В этом утверждении была своя ирония. Если она не ведьма — то кто?
Девушке отчаянно захотелось пошалить.
— Кто такая мадам Годо? — при произнесении приказов и пожеланий голос Хо неизменно менялся. Она не вложила слишком много усилий в свои слова, но звук уже приобрел глубину и небольшое эхо. К тому же Хо знала, что её глаза блеснули холодным голубым светом.
Хоть груздем зовите, главное в корзину не совать.
И у девчонок не было ни шанса промолчать.
— Она н-н-настоящая ясновидящая, все к ней ходят… — осипишим голосом произнесла одна из школьниц.
— Она предсказывает будущее, суженого, делает привороты, излечивает от недомоганий… — наперебой последовала за ней другая.
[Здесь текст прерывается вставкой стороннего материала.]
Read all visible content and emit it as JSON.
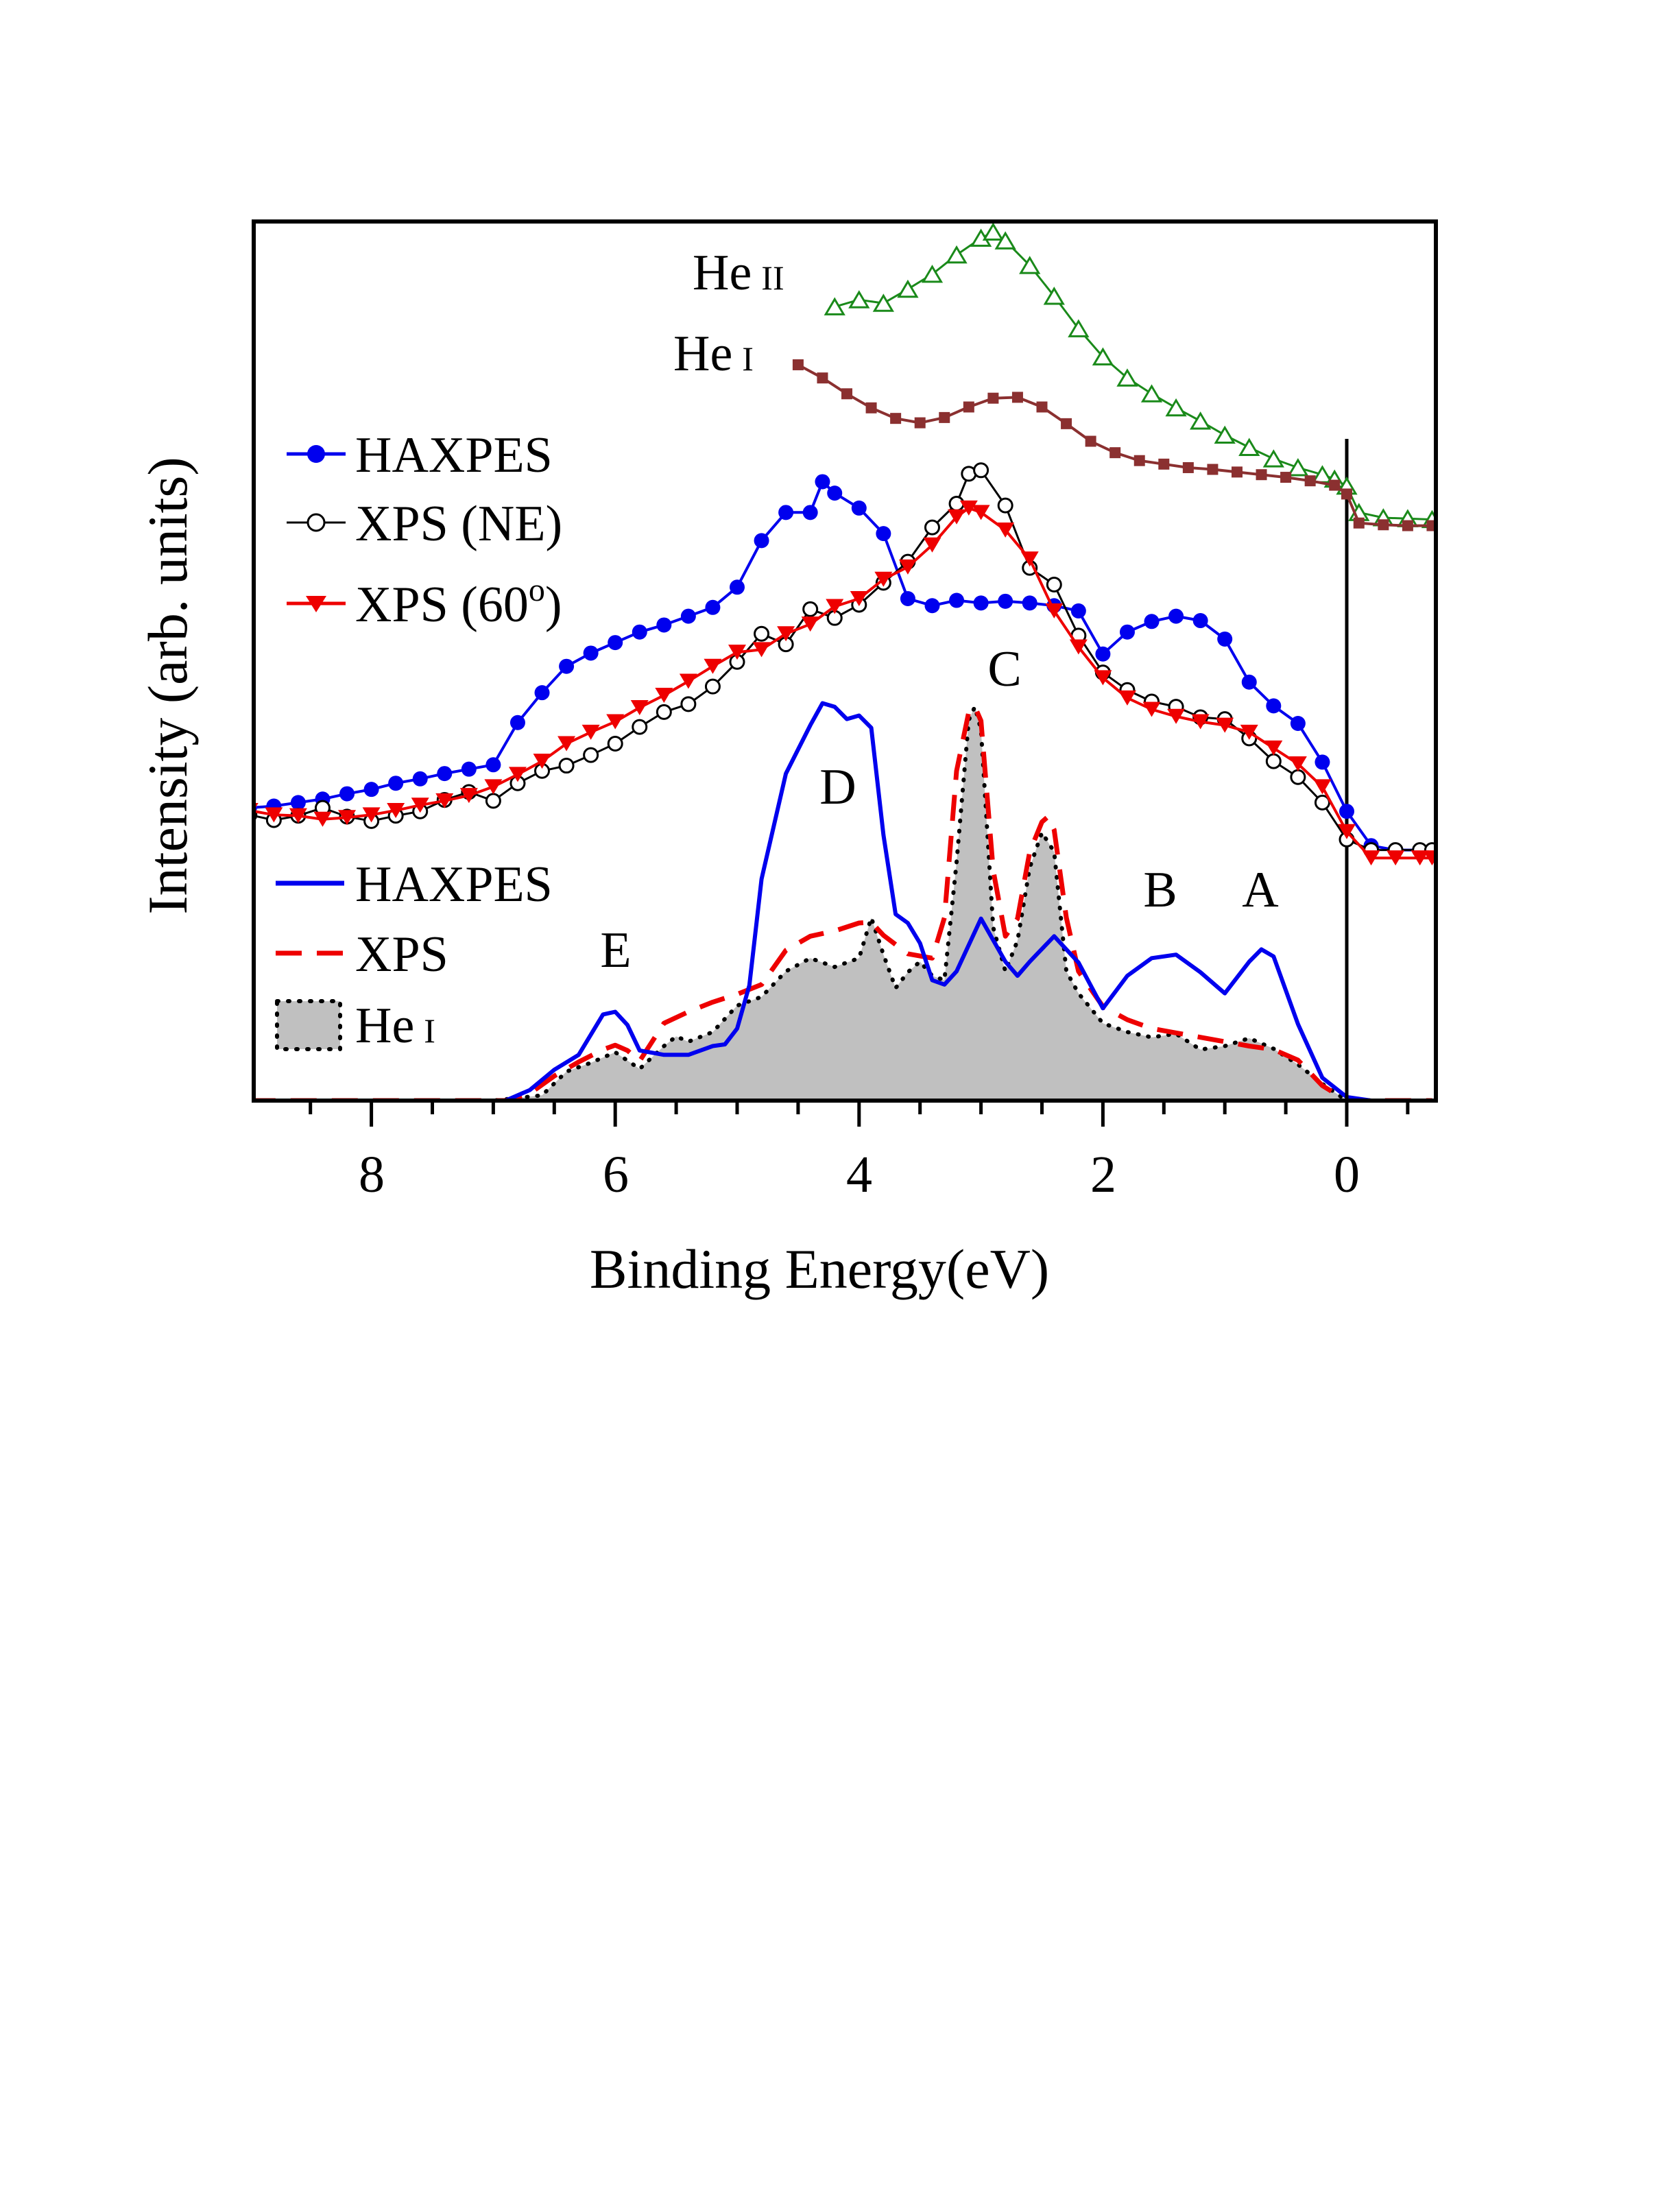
{
  "chart_data": {
    "type": "line",
    "xlabel": "Binding Energy(eV)",
    "ylabel": "Intensity (arb. units)",
    "xlim": [
      9.0,
      -0.7
    ],
    "ylim": [
      0,
      1
    ],
    "x_ticks": [
      8,
      6,
      4,
      2,
      0
    ],
    "x_tick_labels": [
      "8",
      "6",
      "4",
      "2",
      "0"
    ],
    "grid": false,
    "legend_experimental": {
      "position": "upper-left",
      "entries": [
        {
          "label": "HAXPES",
          "color": "#0000ee",
          "marker": "filled-circle"
        },
        {
          "label": "XPS (NE)",
          "color": "#000000",
          "marker": "open-circle"
        },
        {
          "label_main": "XPS (60",
          "label_sup": "o",
          "label_end": ")",
          "color": "#ee0000",
          "marker": "filled-triangle-down"
        }
      ]
    },
    "legend_theory": {
      "position": "lower-left",
      "entries": [
        {
          "label": "HAXPES",
          "color": "#0000ee",
          "style": "solid"
        },
        {
          "label": "XPS",
          "color": "#ee0000",
          "style": "dashed"
        },
        {
          "label_main": "He",
          "label_small": "I",
          "color": "#000000",
          "style": "dotted-filled-gray"
        }
      ]
    },
    "series_labels": [
      {
        "main": "He",
        "small": "II",
        "series": "He II"
      },
      {
        "main": "He",
        "small": "I",
        "series": "He I"
      }
    ],
    "peak_labels": [
      {
        "label": "A",
        "x": 0.72
      },
      {
        "label": "B",
        "x": 1.68
      },
      {
        "label": "C",
        "x": 2.85
      },
      {
        "label": "D",
        "x": 4.15
      },
      {
        "label": "E",
        "x": 6.0
      }
    ],
    "fermi_level": 0,
    "series": [
      {
        "name": "He II",
        "kind": "experimental",
        "color": "#1a8a1a",
        "marker": "open-triangle",
        "x": [
          4.2,
          4.0,
          3.8,
          3.6,
          3.4,
          3.2,
          3.0,
          2.9,
          2.8,
          2.6,
          2.4,
          2.2,
          2.0,
          1.8,
          1.6,
          1.4,
          1.2,
          1.0,
          0.8,
          0.6,
          0.4,
          0.2,
          0.1,
          0.0,
          -0.1,
          -0.3,
          -0.5,
          -0.7
        ],
        "y": [
          0.903,
          0.911,
          0.907,
          0.923,
          0.94,
          0.962,
          0.981,
          0.988,
          0.978,
          0.95,
          0.915,
          0.878,
          0.846,
          0.822,
          0.804,
          0.788,
          0.773,
          0.757,
          0.743,
          0.73,
          0.72,
          0.712,
          0.707,
          0.699,
          0.669,
          0.663,
          0.662,
          0.661
        ]
      },
      {
        "name": "He I",
        "kind": "experimental",
        "color": "#8b3030",
        "marker": "filled-square",
        "x": [
          4.5,
          4.3,
          4.1,
          3.9,
          3.7,
          3.5,
          3.3,
          3.1,
          2.9,
          2.7,
          2.5,
          2.3,
          2.1,
          1.9,
          1.7,
          1.5,
          1.3,
          1.1,
          0.9,
          0.7,
          0.5,
          0.3,
          0.1,
          0.0,
          -0.1,
          -0.3,
          -0.5,
          -0.7
        ],
        "y": [
          0.837,
          0.822,
          0.804,
          0.788,
          0.776,
          0.771,
          0.777,
          0.789,
          0.799,
          0.8,
          0.789,
          0.77,
          0.75,
          0.737,
          0.728,
          0.724,
          0.72,
          0.718,
          0.715,
          0.712,
          0.709,
          0.705,
          0.7,
          0.69,
          0.657,
          0.655,
          0.654,
          0.654
        ]
      },
      {
        "name": "HAXPES",
        "kind": "experimental",
        "color": "#0000ee",
        "marker": "filled-circle",
        "x": [
          9.0,
          8.8,
          8.6,
          8.4,
          8.2,
          8.0,
          7.8,
          7.6,
          7.4,
          7.2,
          7.0,
          6.8,
          6.6,
          6.4,
          6.2,
          6.0,
          5.8,
          5.6,
          5.4,
          5.2,
          5.0,
          4.8,
          4.6,
          4.4,
          4.3,
          4.2,
          4.0,
          3.8,
          3.6,
          3.4,
          3.2,
          3.0,
          2.8,
          2.6,
          2.4,
          2.2,
          2.0,
          1.8,
          1.6,
          1.4,
          1.2,
          1.0,
          0.8,
          0.6,
          0.4,
          0.2,
          0.0,
          -0.2,
          -0.4,
          -0.6,
          -0.7
        ],
        "y": [
          0.333,
          0.335,
          0.339,
          0.343,
          0.349,
          0.354,
          0.361,
          0.366,
          0.372,
          0.377,
          0.382,
          0.43,
          0.464,
          0.494,
          0.509,
          0.521,
          0.533,
          0.541,
          0.551,
          0.561,
          0.584,
          0.637,
          0.669,
          0.669,
          0.704,
          0.691,
          0.674,
          0.645,
          0.571,
          0.563,
          0.569,
          0.566,
          0.568,
          0.566,
          0.563,
          0.557,
          0.508,
          0.533,
          0.545,
          0.551,
          0.546,
          0.525,
          0.476,
          0.449,
          0.429,
          0.385,
          0.329,
          0.29,
          0.285,
          0.285,
          0.285
        ]
      },
      {
        "name": "XPS (NE)",
        "kind": "experimental",
        "color": "#000000",
        "marker": "open-circle",
        "x": [
          9.0,
          8.8,
          8.6,
          8.4,
          8.2,
          8.0,
          7.8,
          7.6,
          7.4,
          7.2,
          7.0,
          6.8,
          6.6,
          6.4,
          6.2,
          6.0,
          5.8,
          5.6,
          5.4,
          5.2,
          5.0,
          4.8,
          4.6,
          4.4,
          4.2,
          4.0,
          3.8,
          3.6,
          3.4,
          3.2,
          3.1,
          3.0,
          2.8,
          2.6,
          2.4,
          2.2,
          2.0,
          1.8,
          1.6,
          1.4,
          1.2,
          1.0,
          0.8,
          0.6,
          0.4,
          0.2,
          0.0,
          -0.2,
          -0.4,
          -0.6,
          -0.7
        ],
        "y": [
          0.325,
          0.319,
          0.324,
          0.333,
          0.323,
          0.318,
          0.324,
          0.329,
          0.342,
          0.351,
          0.341,
          0.361,
          0.375,
          0.381,
          0.393,
          0.406,
          0.425,
          0.442,
          0.451,
          0.471,
          0.499,
          0.531,
          0.519,
          0.559,
          0.549,
          0.564,
          0.589,
          0.613,
          0.652,
          0.679,
          0.713,
          0.717,
          0.677,
          0.606,
          0.587,
          0.529,
          0.487,
          0.467,
          0.454,
          0.448,
          0.436,
          0.434,
          0.412,
          0.386,
          0.368,
          0.339,
          0.297,
          0.285,
          0.285,
          0.285,
          0.285
        ]
      },
      {
        "name": "XPS (60o)",
        "kind": "experimental",
        "color": "#ee0000",
        "marker": "filled-triangle-down",
        "x": [
          9.0,
          8.8,
          8.6,
          8.4,
          8.2,
          8.0,
          7.8,
          7.6,
          7.4,
          7.2,
          7.0,
          6.8,
          6.6,
          6.4,
          6.2,
          6.0,
          5.8,
          5.6,
          5.4,
          5.2,
          5.0,
          4.8,
          4.6,
          4.4,
          4.2,
          4.0,
          3.8,
          3.6,
          3.4,
          3.2,
          3.1,
          3.0,
          2.8,
          2.6,
          2.4,
          2.2,
          2.0,
          1.8,
          1.6,
          1.4,
          1.2,
          1.0,
          0.8,
          0.6,
          0.4,
          0.2,
          0.0,
          -0.2,
          -0.4,
          -0.6,
          -0.7
        ],
        "y": [
          0.33,
          0.325,
          0.324,
          0.32,
          0.322,
          0.325,
          0.33,
          0.336,
          0.341,
          0.347,
          0.357,
          0.371,
          0.386,
          0.406,
          0.419,
          0.431,
          0.447,
          0.461,
          0.477,
          0.494,
          0.51,
          0.513,
          0.531,
          0.542,
          0.562,
          0.571,
          0.593,
          0.607,
          0.632,
          0.664,
          0.674,
          0.669,
          0.649,
          0.616,
          0.557,
          0.516,
          0.481,
          0.458,
          0.445,
          0.437,
          0.431,
          0.427,
          0.419,
          0.401,
          0.383,
          0.357,
          0.306,
          0.276,
          0.276,
          0.276,
          0.276
        ]
      },
      {
        "name": "He I (theory)",
        "kind": "theory",
        "color": "#000000",
        "style": "dotted-filled-gray",
        "x": [
          9.0,
          7.0,
          6.6,
          6.4,
          6.2,
          6.0,
          5.8,
          5.6,
          5.5,
          5.4,
          5.2,
          5.0,
          4.8,
          4.6,
          4.4,
          4.2,
          4.0,
          3.9,
          3.8,
          3.7,
          3.6,
          3.5,
          3.4,
          3.3,
          3.2,
          3.1,
          3.05,
          3.0,
          2.9,
          2.8,
          2.7,
          2.6,
          2.5,
          2.4,
          2.3,
          2.2,
          2.0,
          1.8,
          1.6,
          1.4,
          1.2,
          1.0,
          0.8,
          0.6,
          0.4,
          0.2,
          0.0,
          -0.2,
          -0.7
        ],
        "y": [
          0.0,
          0.0,
          0.006,
          0.033,
          0.043,
          0.055,
          0.036,
          0.062,
          0.073,
          0.067,
          0.078,
          0.108,
          0.118,
          0.147,
          0.162,
          0.152,
          0.162,
          0.208,
          0.166,
          0.128,
          0.146,
          0.158,
          0.142,
          0.137,
          0.271,
          0.433,
          0.448,
          0.422,
          0.197,
          0.147,
          0.182,
          0.265,
          0.305,
          0.283,
          0.147,
          0.122,
          0.088,
          0.078,
          0.072,
          0.076,
          0.058,
          0.062,
          0.071,
          0.059,
          0.041,
          0.019,
          0.0,
          0.0,
          0.0
        ]
      },
      {
        "name": "XPS (theory)",
        "kind": "theory",
        "color": "#ee0000",
        "style": "dashed",
        "x": [
          9.0,
          6.9,
          6.7,
          6.5,
          6.3,
          6.1,
          6.0,
          5.9,
          5.8,
          5.6,
          5.4,
          5.2,
          5.0,
          4.8,
          4.6,
          4.4,
          4.2,
          4.0,
          3.9,
          3.8,
          3.6,
          3.4,
          3.3,
          3.2,
          3.1,
          3.05,
          3.0,
          2.9,
          2.8,
          2.7,
          2.6,
          2.5,
          2.45,
          2.4,
          2.3,
          2.2,
          2.0,
          1.8,
          1.6,
          1.4,
          1.2,
          1.0,
          0.8,
          0.6,
          0.4,
          0.2,
          0.0,
          -0.2,
          -0.7
        ],
        "y": [
          0.0,
          0.0,
          0.008,
          0.028,
          0.044,
          0.058,
          0.063,
          0.057,
          0.045,
          0.088,
          0.101,
          0.112,
          0.121,
          0.132,
          0.171,
          0.187,
          0.193,
          0.202,
          0.203,
          0.188,
          0.167,
          0.162,
          0.208,
          0.375,
          0.442,
          0.448,
          0.432,
          0.262,
          0.187,
          0.207,
          0.283,
          0.317,
          0.323,
          0.308,
          0.208,
          0.147,
          0.107,
          0.092,
          0.082,
          0.077,
          0.072,
          0.067,
          0.062,
          0.058,
          0.046,
          0.017,
          0.0,
          0.0,
          0.0
        ]
      },
      {
        "name": "HAXPES (theory)",
        "kind": "theory",
        "color": "#0000ee",
        "style": "solid",
        "x": [
          9.0,
          6.9,
          6.7,
          6.5,
          6.3,
          6.1,
          6.0,
          5.9,
          5.8,
          5.6,
          5.4,
          5.2,
          5.1,
          5.0,
          4.9,
          4.8,
          4.6,
          4.4,
          4.3,
          4.2,
          4.1,
          4.0,
          3.9,
          3.8,
          3.7,
          3.6,
          3.5,
          3.4,
          3.3,
          3.2,
          3.0,
          2.8,
          2.7,
          2.6,
          2.4,
          2.2,
          2.0,
          1.8,
          1.6,
          1.4,
          1.2,
          1.0,
          0.8,
          0.7,
          0.6,
          0.4,
          0.2,
          0.0,
          -0.2,
          -0.7
        ],
        "y": [
          0.0,
          0.0,
          0.012,
          0.035,
          0.052,
          0.098,
          0.101,
          0.086,
          0.057,
          0.052,
          0.052,
          0.062,
          0.064,
          0.082,
          0.131,
          0.252,
          0.372,
          0.427,
          0.452,
          0.448,
          0.434,
          0.438,
          0.424,
          0.302,
          0.212,
          0.202,
          0.179,
          0.137,
          0.132,
          0.147,
          0.207,
          0.158,
          0.142,
          0.158,
          0.187,
          0.157,
          0.105,
          0.142,
          0.162,
          0.166,
          0.146,
          0.122,
          0.158,
          0.172,
          0.164,
          0.087,
          0.026,
          0.004,
          0.0,
          0.0
        ]
      }
    ]
  }
}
Третья просто достала листовку и протянула Хо.
Те два сантиметра между ладонью школьницы и рукой ведьмы буклет преодолел сам по себе.
Вот пусть они теперь и гадают, что же такого увидели.
Хо хитро ухмыльнулась, глядя в глаза девчонкам. Те смотрели в ответ ошарашено.
Девушка перевела взгляд на листовку.
На маленьком плакате была изображена женщина, знакомая Хо. Выглядела она на те же пятьдесят лет, как и тогда, когда ведьма видела её в предпоследний раз.
Выздоровела, значит.
Оримура Кагоме. Сейчас ей, наверно, уже все восемьдесят.
И Хо с удивлением разглядывала её новое амплуа.
Полностью седая, но с теми же пышными волосами, отсутствие которых ужаснуло девушку больше, чем полгода назад.
Ах да, полгода. А врачи обещали ей не больше двух месяцев.
Признаться, Хо надеялась, что Кагоме-сан поймет, что ей дали настоящее лекарство. Что придет сюда снова, когда срок истечет, а ей станет только лучше. Что извинится… Ладно, не извинится даже, но хотя бы осознает, что это была не попытка мошенничества!
Хо не стала бы опять что-то требовать, нет. Черт с ними, с деньгами, в самом деле! Один раз живем! Ей просто было до ужаса неприятно, как они расстались с этой замечательной, в общем-то, женщиной.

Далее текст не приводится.